Niente arancione, mai - solo sfumature di colori freddi, li stessi che vede ora negli occhi ancora assonnati di Ragnar, che sono tanto chiari che gli sembra quasi possibile sbirciare direttamente nella sua anima, azzurra anch’essa.
«Secondo la leggenda, alla nascita di Balder fu predetto a Freya che suo figlio sarebbe stato ucciso dal suo stesso fratello, il perfido Loki. Così la dea per salvarlo fece giurare a tutte le piante, a tutti gli animali e ai quattro elementi - Fuoco, Aria, Terra e Acqua - che avrebbero sempre protetto Balder… ma c’era una pianta che Freya non aveva considerato: il vischio»
Ragnar gli indica il cespuglio sopra alle loro teste, testimone silenzioso della storia di cui è protagonista.
«Vedi, non cresce né sopra né sotto la terra, perché è senza radici. È una pianta speciale, tramite fra il suolo ed il cielo, quasi-»

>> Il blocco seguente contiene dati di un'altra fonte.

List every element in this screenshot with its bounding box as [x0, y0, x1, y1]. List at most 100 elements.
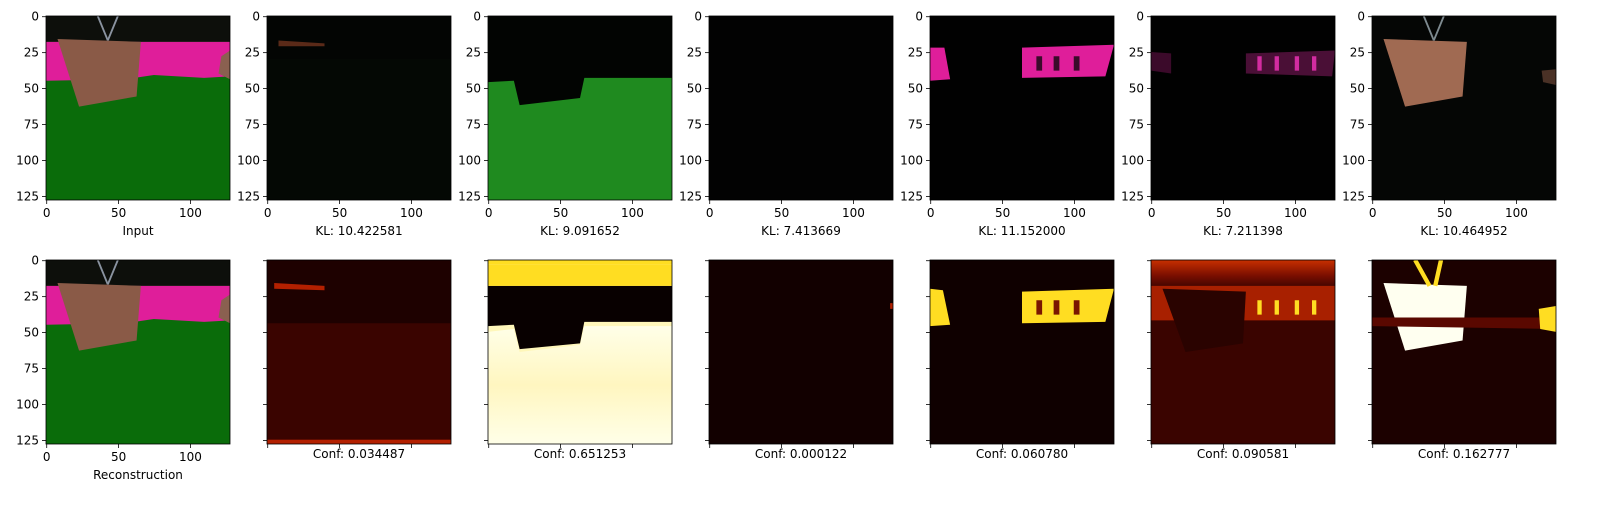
image — [488, 16, 672, 200]
x-tick-label: 100 — [621, 206, 644, 220]
image — [46, 260, 230, 444]
panel-caption: KL: 7.211398 — [1203, 224, 1283, 238]
heat-region — [1022, 288, 1114, 324]
x-tick-label: 50 — [774, 206, 789, 220]
heat-region — [1538, 306, 1556, 332]
sky-region — [46, 260, 230, 286]
heat-slit — [1274, 300, 1279, 315]
axes-frame — [929, 259, 1115, 445]
x-tick-label: 0 — [43, 450, 51, 464]
axes-frame — [487, 15, 673, 201]
confidence-caption: Conf: 0.651253 — [534, 447, 626, 461]
y-tick-label: 0 — [1357, 10, 1365, 24]
axes-frame — [1150, 15, 1336, 201]
heat-region — [1162, 288, 1246, 352]
y-tick-label: 75 — [24, 362, 39, 376]
box-object — [1383, 39, 1467, 107]
y-tick-label: 100 — [458, 153, 481, 167]
y-tick-label: 100 — [1342, 153, 1365, 167]
heat-slit — [1294, 300, 1300, 315]
antenna — [106, 16, 119, 41]
axes-frame — [266, 259, 452, 445]
confidence-caption: Conf: 0.162777 — [1418, 447, 1510, 461]
bottom-panel-3: Conf: 0.000122 — [705, 259, 894, 461]
confidence-caption: Conf: 0.060780 — [976, 447, 1068, 461]
heat-border — [267, 439, 451, 444]
axes-frame — [45, 15, 231, 201]
x-tick-label: 100 — [400, 206, 423, 220]
image — [267, 16, 451, 200]
x-tick-label: 50 — [1437, 206, 1452, 220]
x-tick-label: 50 — [332, 206, 347, 220]
heat-region — [890, 303, 893, 309]
edge-object — [1541, 69, 1556, 85]
wall-fragment — [1022, 44, 1114, 78]
y-tick-label: 125 — [1342, 189, 1365, 203]
floor-region — [488, 77, 672, 200]
antenna — [106, 260, 119, 285]
y-tick-label: 75 — [908, 118, 923, 132]
y-tick-label: 25 — [908, 46, 923, 60]
box-object — [57, 283, 141, 351]
y-tick-label: 0 — [915, 10, 923, 24]
y-tick-label: 125 — [237, 189, 260, 203]
confidence-caption: Conf: 0.090581 — [1197, 447, 1289, 461]
faint-floor — [267, 59, 451, 200]
axes-frame — [266, 15, 452, 201]
image — [1151, 16, 1335, 200]
heat-slit — [1053, 300, 1060, 315]
confidence-heatmap — [488, 260, 672, 444]
x-tick-label: 50 — [995, 206, 1010, 220]
image-clip — [1151, 260, 1335, 444]
x-tick-label: 50 — [553, 206, 568, 220]
window-slit — [1257, 56, 1262, 71]
panel-caption: KL: 10.422581 — [315, 224, 402, 238]
panel-caption: KL: 10.464952 — [1420, 224, 1507, 238]
axes-frame — [1371, 15, 1557, 201]
y-tick-label: 50 — [908, 82, 923, 96]
x-tick-label: 0 — [485, 206, 493, 220]
image-clip — [46, 260, 230, 444]
y-tick-label: 75 — [1350, 118, 1365, 132]
image-clip — [709, 16, 893, 200]
image-clip — [930, 260, 1114, 444]
axes-frame — [487, 259, 673, 445]
y-tick-label: 100 — [16, 153, 39, 167]
bottom-panel-0: 0 25 50 75 100 125 0 50 100 Reconstruction — [16, 254, 231, 482]
heat-region — [267, 323, 451, 442]
y-tick-label: 125 — [16, 433, 39, 447]
y-tick-label: 100 — [1121, 153, 1144, 167]
y-tick-label: 75 — [245, 118, 260, 132]
image-clip — [488, 16, 672, 200]
antenna — [1422, 16, 1435, 41]
confidence-heatmap — [709, 260, 893, 444]
top-panel-6: 0 25 50 75 100 125 0 50 100 KL: 10.464952 — [1342, 10, 1557, 238]
image-clip — [267, 260, 451, 444]
heat-region — [488, 264, 672, 286]
image-clip — [1372, 16, 1556, 200]
heat-region — [274, 283, 325, 291]
y-tick-label: 50 — [1350, 82, 1365, 96]
window-slit — [1294, 56, 1300, 71]
heat-background — [709, 260, 893, 444]
antenna — [1432, 16, 1445, 41]
image — [46, 16, 230, 200]
x-tick-label: 100 — [179, 450, 202, 464]
heat-region — [1383, 283, 1467, 351]
y-tick-label: 50 — [466, 82, 481, 96]
y-tick-label: 25 — [466, 46, 481, 60]
y-tick-label: 50 — [687, 82, 702, 96]
x-tick-label: 0 — [706, 206, 714, 220]
wall-fragment — [930, 47, 951, 81]
confidence-heatmap — [267, 260, 451, 444]
x-tick-label: 100 — [1505, 206, 1528, 220]
antenna — [96, 16, 109, 41]
heat-antenna — [1433, 260, 1444, 287]
bottom-panel-5: Conf: 0.090581 — [1147, 259, 1336, 461]
bottom-panel-4: Conf: 0.060780 — [926, 259, 1115, 461]
heat-antenna — [1413, 260, 1432, 287]
x-tick-label: 100 — [179, 206, 202, 220]
y-tick-label: 50 — [245, 82, 260, 96]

«-un compromesso fra due diversi mondi » Athelstan sussurra questa frase guardandolo dritto negli occhi, sperando che capisca che non si sta più riferendo alla pianta, ma a loro due. È come il vischio il legame che li unisce, perché nonostante non abbia niente a cui aggrapparsi  riesce a durare nel tempo. Anche se lui e Ragnar appartengono a culture opposte, anche se molti disapprovano la loro amicizia, anche se uno è un prete quasi vegetariano e l’altro un vichingo decisamente carnivoro – si completano a vicenda.

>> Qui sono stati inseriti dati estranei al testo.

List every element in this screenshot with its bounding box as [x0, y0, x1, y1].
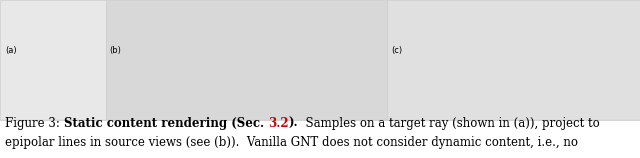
Text: (c): (c) [392, 46, 403, 55]
Bar [0, 0, 106, 120]
Text: Figure 3:: Figure 3: [5, 117, 64, 130]
Text: (b): (b) [109, 46, 121, 55]
Text: epipolar lines in source views (see (b)).  Vanilla GNT does not consider dynamic: epipolar lines in source views (see (b))… [5, 136, 578, 149]
Text: Samples on a target ray (shown in (a)), project to: Samples on a target ray (shown in (a)), … [298, 117, 600, 130]
Text: Static content rendering (Sec.: Static content rendering (Sec. [64, 117, 268, 130]
Text: 3.2: 3.2 [268, 117, 289, 130]
Bar [0, 0, 640, 120]
Text: (a): (a) [5, 46, 17, 55]
Bar [387, 0, 640, 120]
Text: ).: ). [289, 117, 298, 130]
Bar [106, 0, 387, 120]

Tutte le cose sono a due a due, una di fronte all'altra, Egli non ha fatto nulla d'incompleto.
 
Ragnar non può immaginare la natura dei pensieri dell’altro, altrimenti forse smetterebbe di raccontare la leggenda sulla nascita del vischio e impiegherebbe il tempo in un modo più piacevole per entrambi. Non sapendo leggere nella mente come il Veggente continua imperterrito narrare la storia «Loki intrecciò dei rami di vischio per creare una freccia in grado di uccidere Balder. E devo dire che sfortunatamente il suo piano riuscì. Suo fratello cadde trafitto da quel dardo così mortale»
«Ma è una storia orribile-»
«Perché non è ancora finita… Freya, prostrata dal dolore, pianse disperata sul corpo del figlio. Le sue lacrime, a contatto con la freccia di vischio, si trasformarono in bacche argentee che riportarono in vita Balder. Così Freya, colma di felicità, ringraziò chiunque passasse sotto ad un cespuglio di vischio con un bacio che assicurava la sua protezione eterna. Da qui è nata la tradizione, ogni volta che si passa sotto un albero su cui cresce il vischio di…»

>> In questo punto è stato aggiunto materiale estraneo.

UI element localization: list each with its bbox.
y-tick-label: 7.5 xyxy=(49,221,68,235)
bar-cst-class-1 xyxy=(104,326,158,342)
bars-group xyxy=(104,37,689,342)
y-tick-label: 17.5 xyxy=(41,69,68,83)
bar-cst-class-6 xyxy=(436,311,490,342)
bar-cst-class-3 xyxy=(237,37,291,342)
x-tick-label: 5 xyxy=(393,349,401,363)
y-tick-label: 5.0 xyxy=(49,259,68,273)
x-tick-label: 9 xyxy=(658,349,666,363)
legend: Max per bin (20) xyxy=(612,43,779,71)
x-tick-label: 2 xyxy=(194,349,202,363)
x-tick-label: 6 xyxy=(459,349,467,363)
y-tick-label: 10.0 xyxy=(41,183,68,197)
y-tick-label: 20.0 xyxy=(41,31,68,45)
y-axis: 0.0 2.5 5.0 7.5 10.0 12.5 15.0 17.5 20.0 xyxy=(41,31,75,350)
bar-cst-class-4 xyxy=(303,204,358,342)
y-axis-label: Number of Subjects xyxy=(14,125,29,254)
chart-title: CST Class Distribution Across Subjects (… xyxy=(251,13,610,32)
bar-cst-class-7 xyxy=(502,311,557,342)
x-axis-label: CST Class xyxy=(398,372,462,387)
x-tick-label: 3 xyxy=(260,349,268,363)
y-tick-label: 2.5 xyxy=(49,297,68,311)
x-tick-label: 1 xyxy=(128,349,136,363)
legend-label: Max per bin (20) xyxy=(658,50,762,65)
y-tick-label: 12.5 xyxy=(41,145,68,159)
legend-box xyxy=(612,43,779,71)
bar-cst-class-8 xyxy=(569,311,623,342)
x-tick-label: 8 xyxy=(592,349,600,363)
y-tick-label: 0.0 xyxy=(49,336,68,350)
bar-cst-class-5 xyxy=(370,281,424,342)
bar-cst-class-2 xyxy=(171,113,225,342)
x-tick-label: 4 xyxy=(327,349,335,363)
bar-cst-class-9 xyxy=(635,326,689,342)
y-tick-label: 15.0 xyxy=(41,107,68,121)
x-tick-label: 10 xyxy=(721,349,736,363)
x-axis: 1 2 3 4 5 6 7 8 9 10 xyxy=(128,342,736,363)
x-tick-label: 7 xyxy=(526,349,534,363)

Ragnar prende un profondo respiro: non è sicuro di voler finire la storia, anzi forse è stato un errore perfino iniziarla. Sedersi sotto quella maledetta betulla, andare a caccia, innamorarsi di Athelstan… la lista degli errori poteva proseguire a ritroso anche all’infinito.
«Che cosa?» gli domanda il moro davanti a quella lunga esitazione
«Niente» si scrolla lui nelle spalle «Baciarsi, ecco»
Athelstan si blocca. Apre la bocca per ribattere ma non ne esce alcun suono. Deve essere davvero troppo per lui. Ragnar sente una punta di rimorso per non aver saputo tacere, o quantomeno inventarsi una fine diversa per la leggenda, dato che questa sembra davvero turbare l’amico, quindi tenta di fare un passo indietro e chiarisce «Non è una scusa per baciarti, esiste veramente questa tradizione, puoi chiedere a Rollo-»
Athelstan lo zittisce con un bacio.
Le tradizioni vanno rispettate, dopotutto.